Strathearn and his team used functional magnetic resonance imaging to scan the mothers' brain reactions to photographs of their own 5-month to 10-month-old babies and those of others in three emotional states: happy, neutral and sad.
As expected, the sight of their own happy babies sent blood rushing to the moms’ brain regions associated with dopamine, a neurotransmitter that plays an important role in addiction. The spike rewarded the mothers with a neural kick that prompted them to want to take action to care for their babies, Strathearn said.
“It makes sense biologically,” said Strathearn, whose work is published in the latest issue of the journal Pediatrics. “It establishes that bond between parent and child.”
The work is important, Strathearn said, not only because it documents the brain activity of healthy moms, but also because it could provide a baseline for studying the brains of abusive or addicted mothers and lead to possible interventions.
"We want to understand what happens in this relationship with mothers and babies," added Strathearn, who is a research associate in Baylor's Human Neuroimaging Laboratory.
No spike for crying babies
Surprisingly, however, the moms in the study didn’t respond as strongly to their own infants when their expressions were neutral — or when they were in distress. The neural scans showed the mothers responded to all crying infants about the same, by activating areas of the brain involved in conflict.
“We were expecting a different reaction with sad faces,” Strathearn said. Although it’s not exactly clear, that could mean that mothers are wired to react to all crying babies, not just their own.
The new study provides important insights into maternal responses to babies' emotional cues, said Regina Sullivan, a researcher at Joe LeDoux's Emotional Brain Institute, which is affiliated with the National S. Kline Institute for Psychiatric Research and New York University.
But it doesn't clear up one big mystery of brain study: Are the documented brain reactions the result of instinct or socialization?
"We don't know whether this response is learned or innate," Sullivan said. "People tend to think that we're innately good parents, but it so happens that parenting in humans and in non-human primates has to be learned."

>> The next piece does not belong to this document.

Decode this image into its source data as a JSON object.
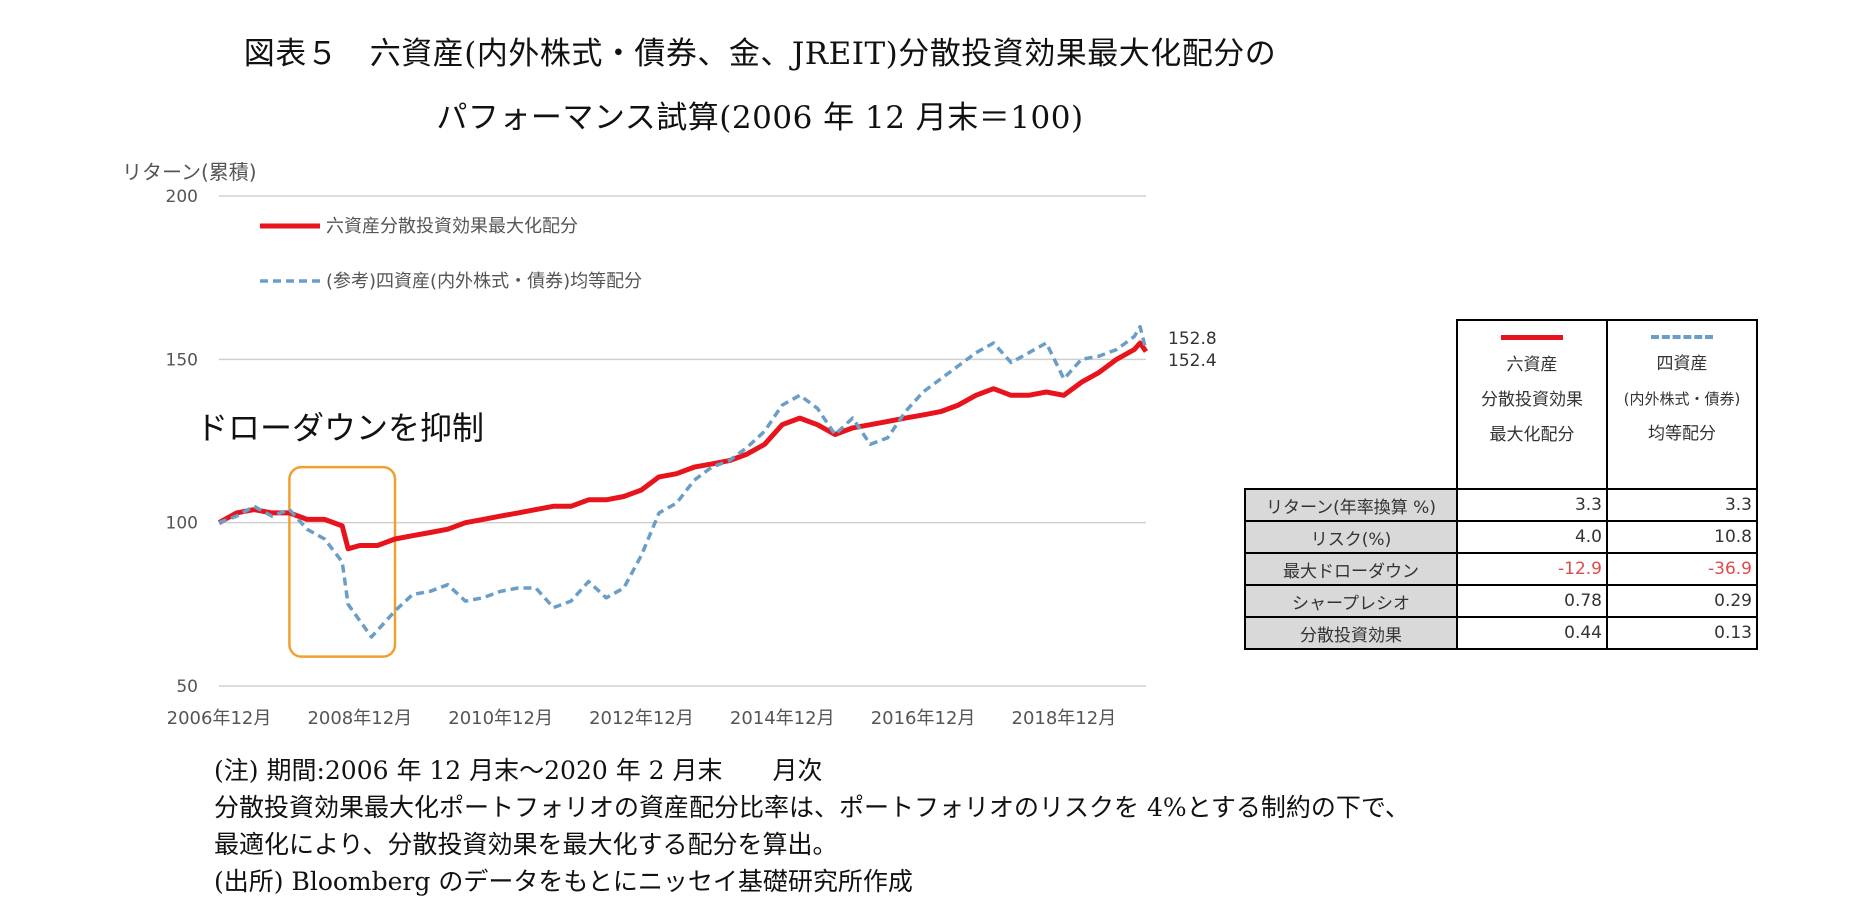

‘It's got to be like crack’
Whether she responded because of instinct or expectation, the results of the study were no surprise to Katrina Lyons, 39, a Houston high school science teacher who joined the research project three years ago, just before the birth of her first son.

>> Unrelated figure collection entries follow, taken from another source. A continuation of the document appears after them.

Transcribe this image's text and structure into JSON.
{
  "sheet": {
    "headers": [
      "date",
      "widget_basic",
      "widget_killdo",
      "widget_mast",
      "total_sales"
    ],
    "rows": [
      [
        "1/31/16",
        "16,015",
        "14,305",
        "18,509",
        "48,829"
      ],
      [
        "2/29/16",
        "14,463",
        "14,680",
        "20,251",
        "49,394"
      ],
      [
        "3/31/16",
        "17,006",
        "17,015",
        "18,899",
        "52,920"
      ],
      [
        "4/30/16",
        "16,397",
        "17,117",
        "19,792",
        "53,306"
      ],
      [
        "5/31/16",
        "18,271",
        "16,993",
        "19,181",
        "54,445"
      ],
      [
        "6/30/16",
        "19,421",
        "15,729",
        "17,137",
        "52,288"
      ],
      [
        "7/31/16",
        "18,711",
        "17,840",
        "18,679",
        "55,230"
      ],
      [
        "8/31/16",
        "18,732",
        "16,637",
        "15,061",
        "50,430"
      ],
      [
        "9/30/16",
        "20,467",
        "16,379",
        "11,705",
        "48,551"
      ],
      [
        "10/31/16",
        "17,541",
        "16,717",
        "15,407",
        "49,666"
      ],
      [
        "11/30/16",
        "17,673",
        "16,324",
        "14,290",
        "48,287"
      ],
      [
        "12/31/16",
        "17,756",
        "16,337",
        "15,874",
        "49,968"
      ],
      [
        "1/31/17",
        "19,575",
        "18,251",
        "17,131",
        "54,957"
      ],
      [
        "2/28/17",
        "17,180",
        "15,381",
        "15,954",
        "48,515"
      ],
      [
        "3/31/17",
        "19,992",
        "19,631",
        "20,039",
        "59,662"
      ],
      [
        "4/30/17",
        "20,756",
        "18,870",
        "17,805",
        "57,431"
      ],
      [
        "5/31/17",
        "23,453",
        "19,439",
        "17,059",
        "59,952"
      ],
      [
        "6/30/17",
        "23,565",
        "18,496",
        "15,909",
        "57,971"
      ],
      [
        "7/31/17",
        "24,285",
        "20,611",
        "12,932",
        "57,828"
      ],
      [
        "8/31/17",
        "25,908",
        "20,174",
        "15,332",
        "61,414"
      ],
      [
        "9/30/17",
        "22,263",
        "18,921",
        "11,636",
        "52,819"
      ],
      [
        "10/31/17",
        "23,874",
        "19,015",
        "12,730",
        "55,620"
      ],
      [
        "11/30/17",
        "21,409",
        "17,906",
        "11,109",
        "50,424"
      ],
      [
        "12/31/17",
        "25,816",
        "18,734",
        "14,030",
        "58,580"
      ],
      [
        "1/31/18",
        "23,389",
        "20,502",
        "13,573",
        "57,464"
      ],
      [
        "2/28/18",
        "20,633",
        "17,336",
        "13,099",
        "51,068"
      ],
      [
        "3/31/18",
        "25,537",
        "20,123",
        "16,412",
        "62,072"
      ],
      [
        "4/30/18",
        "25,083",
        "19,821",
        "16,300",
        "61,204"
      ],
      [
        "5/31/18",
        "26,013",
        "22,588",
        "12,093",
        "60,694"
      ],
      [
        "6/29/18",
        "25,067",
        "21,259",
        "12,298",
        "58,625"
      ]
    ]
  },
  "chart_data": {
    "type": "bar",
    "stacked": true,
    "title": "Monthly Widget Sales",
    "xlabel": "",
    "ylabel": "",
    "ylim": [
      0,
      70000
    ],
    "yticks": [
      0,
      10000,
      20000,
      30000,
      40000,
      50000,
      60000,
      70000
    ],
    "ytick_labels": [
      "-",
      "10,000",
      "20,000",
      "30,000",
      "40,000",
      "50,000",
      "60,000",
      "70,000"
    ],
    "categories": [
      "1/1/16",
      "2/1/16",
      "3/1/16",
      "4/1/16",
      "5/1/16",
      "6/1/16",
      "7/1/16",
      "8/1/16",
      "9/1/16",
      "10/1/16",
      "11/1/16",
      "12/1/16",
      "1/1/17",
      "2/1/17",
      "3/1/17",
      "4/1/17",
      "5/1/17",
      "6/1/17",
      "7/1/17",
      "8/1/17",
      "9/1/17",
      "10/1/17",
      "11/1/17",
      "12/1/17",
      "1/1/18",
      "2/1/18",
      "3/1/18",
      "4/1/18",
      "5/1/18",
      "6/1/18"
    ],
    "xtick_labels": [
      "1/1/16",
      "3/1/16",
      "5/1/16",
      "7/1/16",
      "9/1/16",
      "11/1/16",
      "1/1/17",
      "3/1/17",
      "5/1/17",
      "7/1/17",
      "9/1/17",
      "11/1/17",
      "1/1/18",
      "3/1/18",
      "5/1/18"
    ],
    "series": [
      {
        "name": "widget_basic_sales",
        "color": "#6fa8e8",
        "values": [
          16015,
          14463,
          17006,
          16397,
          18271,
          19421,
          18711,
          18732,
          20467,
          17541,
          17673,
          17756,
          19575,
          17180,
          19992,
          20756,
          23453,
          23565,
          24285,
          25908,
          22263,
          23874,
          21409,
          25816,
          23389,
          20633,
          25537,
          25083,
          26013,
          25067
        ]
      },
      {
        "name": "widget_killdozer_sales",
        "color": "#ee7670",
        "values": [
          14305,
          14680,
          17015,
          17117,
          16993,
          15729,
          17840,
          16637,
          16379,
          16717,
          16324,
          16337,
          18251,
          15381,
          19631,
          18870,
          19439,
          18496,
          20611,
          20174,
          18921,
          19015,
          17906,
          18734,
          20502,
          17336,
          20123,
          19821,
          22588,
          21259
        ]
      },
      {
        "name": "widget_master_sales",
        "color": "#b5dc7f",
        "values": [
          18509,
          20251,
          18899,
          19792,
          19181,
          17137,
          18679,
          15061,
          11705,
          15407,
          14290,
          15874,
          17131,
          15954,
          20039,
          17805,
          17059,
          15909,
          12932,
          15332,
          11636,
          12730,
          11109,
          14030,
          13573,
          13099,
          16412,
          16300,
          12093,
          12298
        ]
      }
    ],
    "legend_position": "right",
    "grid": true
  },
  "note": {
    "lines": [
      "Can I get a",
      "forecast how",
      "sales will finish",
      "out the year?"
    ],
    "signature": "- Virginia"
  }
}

Lyons said it’s hard even to describe the joy she felt at the sight of Aiden’s first smiles or those of his brother, Jack, who is 1.
“Does it feel like a high? Oh, yeah,” said Lyons, who surrounds herself with photos of her boys. “It’s got to be like crack. I just have to see them everywhere."
The Pediatrics study focused on the brain reactions of well-educated, middle-class mothers, but it could have implications for others. Moms who are depressed, for instance, typically fail to respond to their smiling babies.
And other studies have shown that using cocaine, a drug that activates the dopamine reward systems, might interfere with the brain perks prompted by smiling babies. That could explain high rates of child abuse among cocaine-addicted mothers, Strathearn said.
Other scientists are looking at the effects of infant emotions on fathers, but the current study was limited to biological mothers and babies, Strathern noted.
His work was funded by the National Institutes of Health, the Kane Family Foundation, the National Institute of Neurological Disorders and Stroke and the National Institute on Drug Abuse.
If the research can help, Lyons said she was happy to participate.
“I think that’s good for all babies,” she said. “Everybody deserves a mama who loves them.”